The bottom right panel has four tabs, files, plots, packages, help, Viewer. Toggle through these - they should all seem fairly explanatory. If not, we will cover them in class. I will say that the help panel is a lifesaver as you're starting out. Try typing ?sum into your console - now check out the help panel. Anytime you're unfamiliar with a function, we can find it there.

Finally, we should discuss how to actually open and begin a script. Find the white square icon at the very upper left of RStudio (the one with a green plus sign). It is a dropdown menu - select R script.

You should now have a pane that looks something like this:

Opening a script

Opening a script

You can work in the console if you prefer, but working in a script allows you to keep track of what has been done to your data and what your process has been. Try typing 2 + 2 somewhere in the script, highlight, and press Run (on the top right of the script ribbon). See that 2+2 gets sent to, and executed in the console, but we still have a record of what has been done in our script.

You'll want to open a new script every time you're working on a new problem. Actually, best practices suggest that you begin a "new project". We will cover that at the end.

Finally, we will briefly cover loading in data.

Directories and Reading in Data

R is really great at handling different types of data formats, which includes .csv, SAS, etc. Most commonly, we are going to be working with .csv files. So, I'm only going to cover that here. Google is your friend when you run into any oddities regarding files you need to access with R.

Setting a Working Directory

To access data in R, you'll need to set a "working directory". A working directory tells R where you want it to look for data that you're referencing. R will not be able to read in data that it cannot find. Don't worry if this part seems confusing - we will cover it again.

To see what directory you're in, type getwd() into your console. This will tell you where you are within your computer's files. To set a new directory - you should set this where your data is - you can type setwd() into the console and deliver the path to that folder to it. This looks something like setwd("path/to/myFolder"). Let me show you an example.

Create a folder on your desktop labeled RFiles and save it there (you don't need to do this part with R). Once you've done that, you can type setwd("~/Desktop/RFiles"). The tilde tells R go all the way to Desktop, then select the RFiles folder. Now type getwd() into your console. It should read something like: "/Users/btbeal/Desktop/RFiles". Now, if you place data in that folder, R can find it. So, let's do that.

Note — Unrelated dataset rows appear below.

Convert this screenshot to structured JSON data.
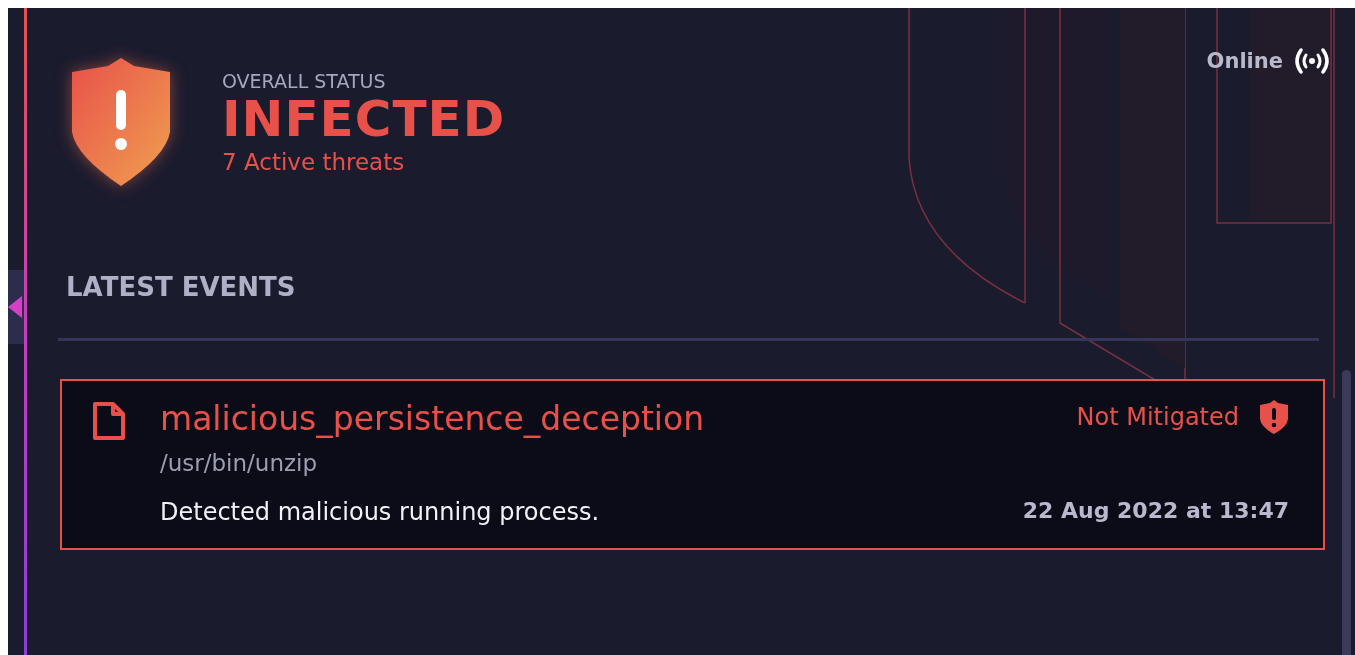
{
  "header": {
    "label": "OVERALL STATUS",
    "status": "INFECTED",
    "kind": "infected",
    "threats": "7 Active threats"
  },
  "connection": {
    "label": "Online",
    "on": true
  },
  "events_heading": "LATEST EVENTS",
  "events": [
    {
      "name": "malicious_persistence_deception",
      "path": "/usr/bin/unzip",
      "status": "Not Mitigated",
      "kind": "not_mitigated",
      "description": "Detected malicious running process.",
      "time": "22 Aug 2022 at 13:47"
    }
  ]
}
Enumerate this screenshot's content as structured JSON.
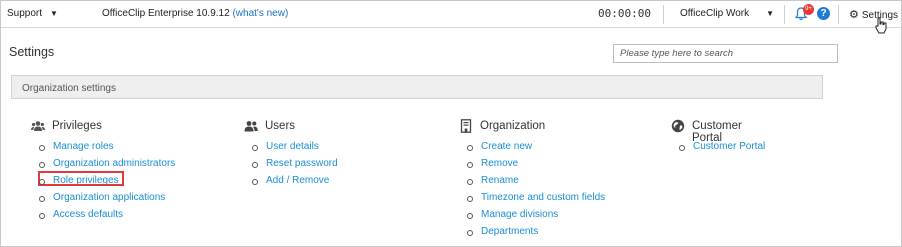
{
  "topbar": {
    "support_label": "Support",
    "product_label": "OfficeClip Enterprise 10.9.12",
    "whats_new_label": "(what's new)",
    "clock_text": "00:00:00",
    "workspace_label": "OfficeClip Work",
    "notification_count": "9+",
    "help_label": "?",
    "settings_label": "Settings"
  },
  "page": {
    "title": "Settings",
    "search_placeholder": "Please type here to search",
    "org_bar_label": "Organization settings"
  },
  "columns": [
    {
      "title": "Privileges",
      "icon": "users-group-icon",
      "items": [
        "Manage roles",
        "Organization administrators",
        "Role privileges",
        "Organization applications",
        "Access defaults"
      ]
    },
    {
      "title": "Users",
      "icon": "users-icon",
      "items": [
        "User details",
        "Reset password",
        "Add / Remove"
      ]
    },
    {
      "title": "Organization",
      "icon": "building-icon",
      "items": [
        "Create new",
        "Remove",
        "Rename",
        "Timezone and custom fields",
        "Manage divisions",
        "Departments"
      ]
    },
    {
      "title": "Customer Portal",
      "icon": "globe-icon",
      "items": [
        "Customer Portal"
      ]
    }
  ],
  "highlighted_item": "Role privileges",
  "colors": {
    "link": "#1a8fd1",
    "highlight": "#e03a3a",
    "badge": "#e53935",
    "help": "#1f7cd6"
  }
}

Let's download this .csv file by clicking this link. Store the data as "gapminder.csv" in your new folder, RFiles. Now, we can discuss how to read it in.

Reading Data

As mentioned, data is most commonly in a .csv file. To read it in, we can use the read.csv2() function and store it in our environment by typing the following into our script that we have opened: new_data <- read.csv2("gapminder.csv").

If all goes to plan, you now have a data set loaded into your environment labeled "new_data". Don't worry about the functions we used to get there - we will cover that in class.

Using Projects

Projects make life easier and help make your code more reproducible. Notably, if you're setting a directory manually like we've done above, your code will not run on someone else's machine... unless they've the same file path as you (unlikely). When you are working within a projects folder, you can simply send a project over, with all the files, and use "relative" paths therein to make your code translatable.

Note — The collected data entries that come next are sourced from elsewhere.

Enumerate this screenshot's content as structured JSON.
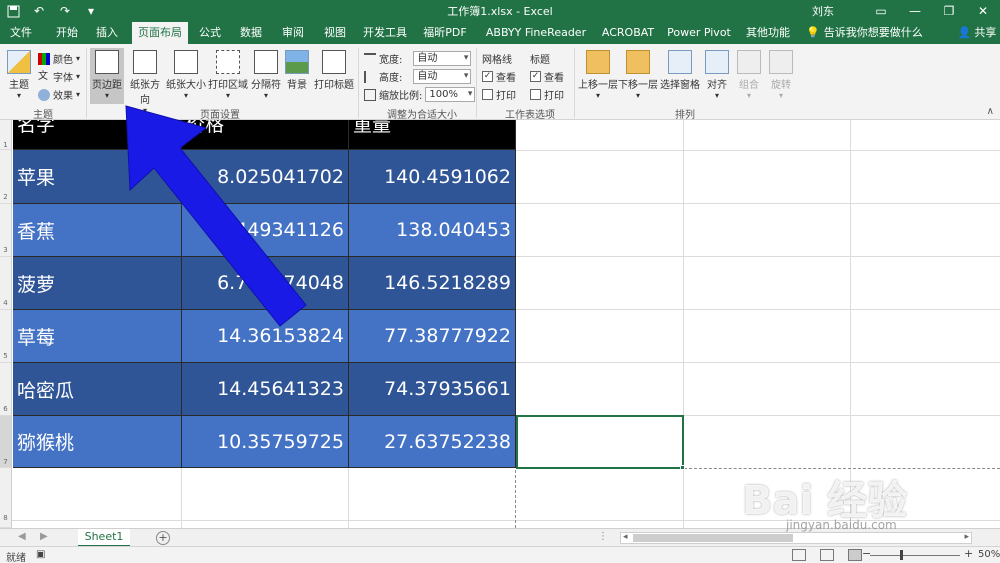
{
  "titlebar": {
    "title": "工作簿1.xlsx  -  Excel",
    "user": "刘东",
    "undo_icon": "undo-icon",
    "redo_icon": "redo-icon"
  },
  "tabs": [
    "文件",
    "开始",
    "插入",
    "页面布局",
    "公式",
    "数据",
    "审阅",
    "视图",
    "开发工具",
    "福昕PDF",
    "ABBYY FineReader 12",
    "ACROBAT",
    "Power Pivot",
    "其他功能"
  ],
  "active_tab": "页面布局",
  "tellme": "告诉我你想要做什么",
  "share": "共享",
  "ribbon": {
    "theme": {
      "big": "主题",
      "colors": "颜色",
      "fonts": "字体",
      "effects": "效果",
      "group": "主题"
    },
    "page_setup": {
      "margins": "页边距",
      "orientation": "纸张方向",
      "size": "纸张大小",
      "print_area": "打印区域",
      "breaks": "分隔符",
      "background": "背景",
      "print_titles": "打印标题",
      "group": "页面设置"
    },
    "scale": {
      "width_label": "宽度:",
      "width_value": "自动",
      "height_label": "高度:",
      "height_value": "自动",
      "scale_label": "缩放比例:",
      "scale_value": "100%",
      "group": "调整为合适大小"
    },
    "sheet_options": {
      "gridlines": "网格线",
      "headings": "标题",
      "view": "查看",
      "print": "打印",
      "group": "工作表选项"
    },
    "arrange": {
      "bring_forward": "上移一层",
      "send_backward": "下移一层",
      "selection_pane": "选择窗格",
      "align": "对齐",
      "group_btn": "组合",
      "rotate": "旋转",
      "group": "排列"
    }
  },
  "table": {
    "headers": [
      "名字",
      "价格",
      "重量"
    ],
    "rows": [
      [
        "苹果",
        "8.025041702",
        "140.4591062"
      ],
      [
        "香蕉",
        "0.449341126",
        "138.040453"
      ],
      [
        "菠萝",
        "6.704974048",
        "146.5218289"
      ],
      [
        "草莓",
        "14.36153824",
        "77.38777922"
      ],
      [
        "哈密瓜",
        "14.45641323",
        "74.37935661"
      ],
      [
        "猕猴桃",
        "10.35759725",
        "27.63752238"
      ]
    ],
    "row_numbers": [
      "1",
      "2",
      "3",
      "4",
      "5",
      "6",
      "7",
      "8"
    ]
  },
  "sheet_tab": "Sheet1",
  "status": {
    "ready": "就绪",
    "zoom": "50%"
  },
  "colors": {
    "excel_green": "#217346",
    "header_black": "#000000",
    "row_dark": "#2f5597",
    "row_light": "#4472c4",
    "arrow_blue": "#1a1ae6"
  },
  "watermark": {
    "logo": "Bai 经验",
    "url": "jingyan.baidu.com"
  }
}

In RStudio, to the right of our script button in the upper left, we can see a blue box with another green arrow. Click that. There you will see a few options:

Choosing project directory

Choosing project directory

Since we already have a new folder, let's associate this project with that folder. Click "Existing Directory" and "browse" to find that folder.

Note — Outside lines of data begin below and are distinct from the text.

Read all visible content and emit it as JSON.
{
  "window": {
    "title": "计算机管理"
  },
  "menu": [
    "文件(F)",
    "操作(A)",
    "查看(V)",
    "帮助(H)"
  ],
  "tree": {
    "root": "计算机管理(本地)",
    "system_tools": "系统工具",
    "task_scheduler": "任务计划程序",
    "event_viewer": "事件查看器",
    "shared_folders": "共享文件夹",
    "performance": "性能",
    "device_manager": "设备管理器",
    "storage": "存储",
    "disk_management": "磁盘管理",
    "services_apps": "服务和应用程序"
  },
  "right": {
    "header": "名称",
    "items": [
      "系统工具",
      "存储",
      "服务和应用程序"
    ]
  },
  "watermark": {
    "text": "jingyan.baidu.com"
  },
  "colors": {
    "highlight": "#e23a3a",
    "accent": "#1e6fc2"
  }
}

Now, we can read in data just like we did above. Further, we can send that folder (with the project) to someone, who could save it wherever on their machine, and run your code. This is considered best practice for writing reproducible code.

Now, getting started in R is probably the most difficult part. And learning a new language takes time. But, once you're up and running after week one, I think you're going to see that R is an awesome, fun, language that is going to help you a lot in the future. After all... this whole website was built from within R!